Notamos claro na lição do citado mestre o posicionamento da existência de possibilidade da prescrição aquisitiva contra bens do patrimônio público, atacando frontalmente a presunção das terras devolutas somente por não haver registro de sua propriedade.
Em vista da função social da propriedade, não se pode conceber tal presunção tendo em vista o interesse superior e a própria função social, tendo em vista o interesse público da produção, principal função das propriedades rurais. Afirma ainda, duramente, sobre a interpretação teleológica do instituto da imprescritibilidade dos bens do patrimônio do Estado, defendendo que não se pode tomar este princípio como absoluto, tendo em vista a intenção futura do legislador originário.

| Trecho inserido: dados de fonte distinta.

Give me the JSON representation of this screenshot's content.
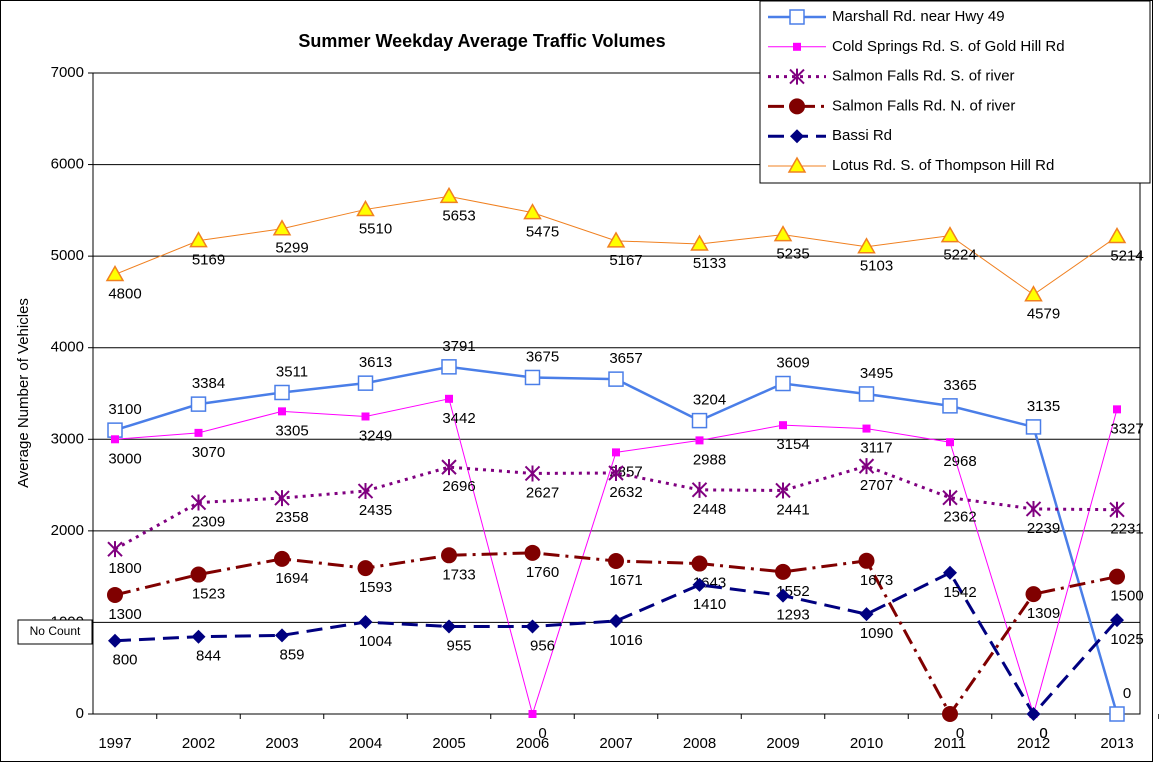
{
  "chart_data": {
    "type": "line",
    "title": "Summer Weekday Average Traffic Volumes",
    "y_label": "Average Number of Vehicles",
    "annotation": "No Count",
    "categories": [
      "1997",
      "2002",
      "2003",
      "2004",
      "2005",
      "2006",
      "2007",
      "2008",
      "2009",
      "2010",
      "2011",
      "2012",
      "2013"
    ],
    "ylim": [
      0,
      7000
    ],
    "yticks": [
      0,
      1000,
      2000,
      3000,
      4000,
      5000,
      6000,
      7000
    ],
    "grid": true,
    "legend": "top-right",
    "series": [
      {
        "name": "Marshall Rd. near Hwy 49",
        "color": "#4a7ee8",
        "marker": "square-open",
        "dash": "solid",
        "values": [
          3100,
          3384,
          3511,
          3613,
          3791,
          3675,
          3657,
          3204,
          3609,
          3495,
          3365,
          3135,
          0
        ]
      },
      {
        "name": "Cold Springs Rd. S. of Gold Hill Rd",
        "color": "#ff00ff",
        "marker": "square",
        "dash": "solid",
        "values": [
          3000,
          3070,
          3305,
          3249,
          3442,
          0,
          2857,
          2988,
          3154,
          3117,
          2968,
          0,
          3327
        ]
      },
      {
        "name": "Salmon Falls Rd. S. of river",
        "color": "#800080",
        "marker": "asterisk",
        "dash": "dot",
        "values": [
          1800,
          2309,
          2358,
          2435,
          2696,
          2627,
          2632,
          2448,
          2441,
          2707,
          2362,
          2239,
          2231
        ]
      },
      {
        "name": "Salmon Falls Rd. N. of river",
        "color": "#800000",
        "marker": "circle",
        "dash": "dashdot",
        "values": [
          1300,
          1523,
          1694,
          1593,
          1733,
          1760,
          1671,
          1643,
          1552,
          1673,
          0,
          1309,
          1500
        ]
      },
      {
        "name": "Bassi Rd",
        "color": "#000080",
        "marker": "diamond",
        "dash": "dash",
        "values": [
          800,
          844,
          859,
          1004,
          955,
          956,
          1016,
          1410,
          1293,
          1090,
          1542,
          0,
          1025
        ]
      },
      {
        "name": "Lotus Rd. S. of Thompson Hill Rd",
        "color": "#f08020",
        "marker": "triangle",
        "dash": "solid",
        "values": [
          4800,
          5169,
          5299,
          5510,
          5653,
          5475,
          5167,
          5133,
          5235,
          5103,
          5224,
          4579,
          5214
        ]
      }
    ]
  }
}
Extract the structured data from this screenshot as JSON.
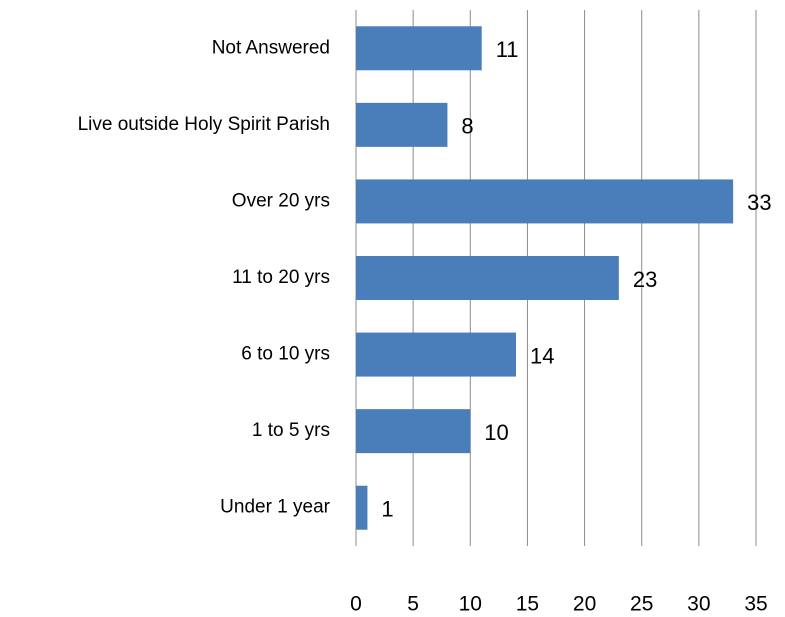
{
  "chart_data": {
    "type": "bar",
    "orientation": "horizontal",
    "categories": [
      "Not Answered",
      "Live outside Holy Spirit Parish",
      "Over 20 yrs",
      "11 to 20 yrs",
      "6 to 10 yrs",
      "1 to 5 yrs",
      "Under 1 year"
    ],
    "values": [
      11,
      8,
      33,
      23,
      14,
      10,
      1
    ],
    "color": "#4a7ebb",
    "xlim": [
      0,
      35
    ],
    "xticks": [
      0,
      5,
      10,
      15,
      20,
      25,
      30,
      35
    ],
    "grid": true
  }
}
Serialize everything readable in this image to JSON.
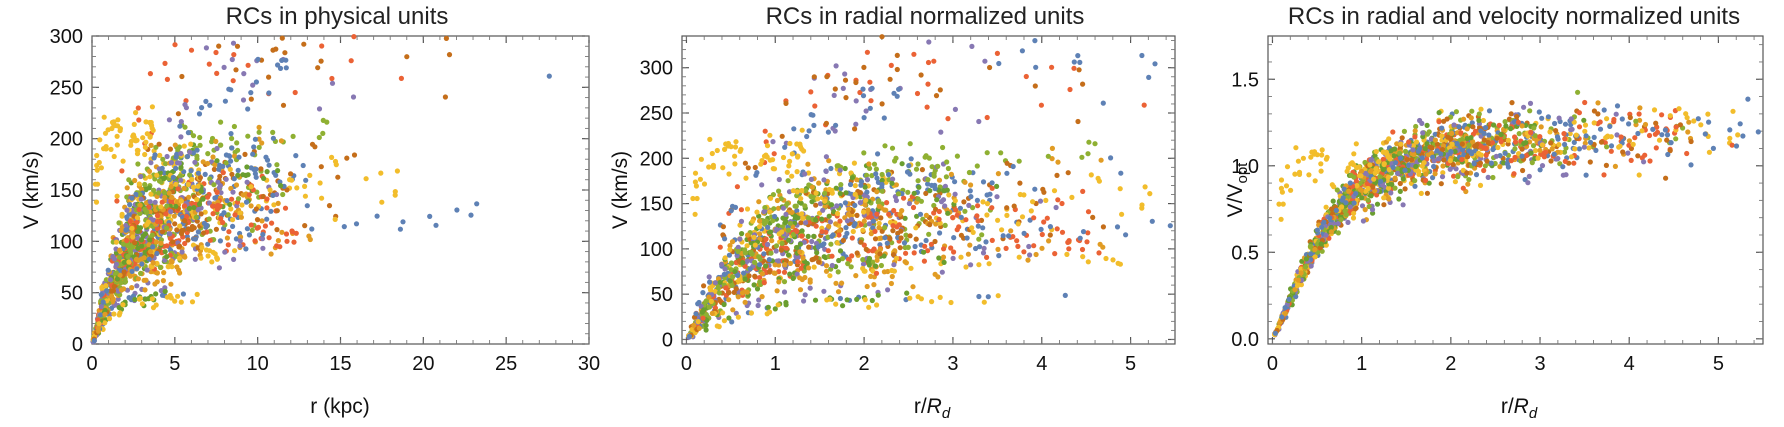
{
  "colors": [
    "#5e81b5",
    "#e19c24",
    "#8fb032",
    "#eb6235",
    "#8778b3",
    "#c56e1a",
    "#6a9e2f",
    "#f2bd2b"
  ],
  "chart_data": [
    {
      "type": "scatter",
      "title": "RCs in physical units",
      "xlabel": "r (kpc)",
      "ylabel": "V (km/s)",
      "xlim": [
        0,
        30
      ],
      "ylim": [
        0,
        300
      ],
      "xticks": [
        0,
        5,
        10,
        15,
        20,
        25,
        30
      ],
      "yticks": [
        0,
        50,
        100,
        150,
        200,
        250,
        300
      ],
      "series_count": 8,
      "notes": "Rotation-curve points for many galaxies; dense cloud at r < 10 kpc with V 20-160 km/s, a yellow branch reaching ~200 km/s, high points ~250 km/s, blue points to r ~ 24 kpc at ~100 km/s."
    },
    {
      "type": "scatter",
      "title": "RCs in radial normalized units",
      "xlabel_main": "r/",
      "xlabel_italic": "R",
      "xlabel_sub": "d",
      "ylabel": "V (km/s)",
      "xlim": [
        -0.05,
        5.5
      ],
      "ylim": [
        -5,
        335
      ],
      "xticks": [
        0,
        1,
        2,
        3,
        4,
        5
      ],
      "yticks": [
        0,
        50,
        100,
        150,
        200,
        250,
        300
      ],
      "series_count": 8,
      "notes": "Same curves with radius normalized by disk scale length; points spread to r/Rd ~ 5.4."
    },
    {
      "type": "scatter",
      "title": "RCs in radial and velocity normalized units",
      "xlabel_main": "r/",
      "xlabel_italic": "R",
      "xlabel_sub": "d",
      "ylabel_main": "V/V",
      "ylabel_sub": "opt",
      "xlim": [
        -0.05,
        5.5
      ],
      "ylim": [
        -0.03,
        1.75
      ],
      "xticks": [
        0,
        1,
        2,
        3,
        4,
        5
      ],
      "yticks": [
        0.0,
        0.5,
        1.0,
        1.5
      ],
      "ytick_labels": [
        "0.0",
        "0.5",
        "1.0",
        "1.5"
      ],
      "series_count": 8,
      "notes": "Universal rotation curve: V/Vopt rises steeply to ~1.0 by r/Rd ~ 2-3 then flat ~1.0-1.1."
    }
  ]
}
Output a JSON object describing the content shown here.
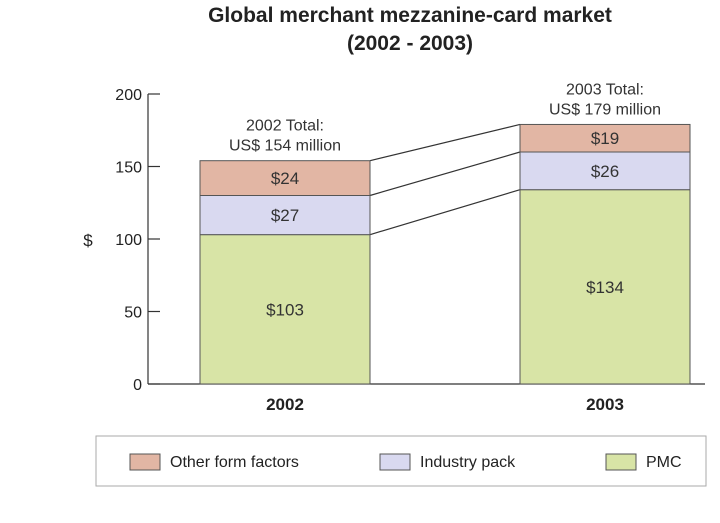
{
  "chart_data": {
    "type": "bar",
    "stacked": true,
    "title": "Global merchant mezzanine-card market",
    "subtitle": "(2002 - 2003)",
    "ylabel": "$",
    "xlabel": "",
    "ylim": [
      0,
      200
    ],
    "yticks": [
      "0",
      "50",
      "100",
      "150",
      "200"
    ],
    "categories": [
      "2002",
      "2003"
    ],
    "series": [
      {
        "name": "PMC",
        "values": [
          103,
          134
        ],
        "labels": [
          "$103",
          "$134"
        ],
        "color": "#d8e4a6"
      },
      {
        "name": "Industry pack",
        "values": [
          27,
          26
        ],
        "labels": [
          "$27",
          "$26"
        ],
        "color": "#d9d9f0"
      },
      {
        "name": "Other form factors",
        "values": [
          24,
          19
        ],
        "labels": [
          "$24",
          "$19"
        ],
        "color": "#e2b6a4"
      }
    ],
    "totals": [
      {
        "line1": "2002 Total:",
        "line2": "US$ 154 million"
      },
      {
        "line1": "2003 Total:",
        "line2": "US$ 179 million"
      }
    ],
    "legend": {
      "position": "bottom",
      "order": [
        "Other form factors",
        "Industry pack",
        "PMC"
      ]
    },
    "grid": false,
    "colors": {
      "bar_outline": "#555555",
      "axis": "#333333",
      "legend_border": "#aaaaaa"
    }
  }
}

Portanto, ainda hoje, apesar da divergência acadêmica quanto à prevalência da função social da propriedade em conflito com a imprescritibilidade do patrimônio da Administração Pública, não obstante os mecanismos de proteção do possuidor, a jurisprudência é pacífica na impossibilidade da aquisição por usucapião de terras devolutas, desde que estas sejam reconhecidas como tais.
A função social da propriedade se manifesta unicamente na defesa de que o ônus probatório da condição de terras devolutas cabe unicamente à Administração, não podendo jamais, ser prejudicado por tal condição o possuidor que torna a terra produtiva por seu trabalho.
FUNÇÃO SOCIAL DA PROPRIEDADE
A função social da propriedade é um tema que ganhou muita força sobretudo após a revolução francesa no final do século XVIII, especialmente com a Declaração Universal dos Direitos do Homem e do Cidadão, documento histórico que consagrou sobremaneira a propriedade privada.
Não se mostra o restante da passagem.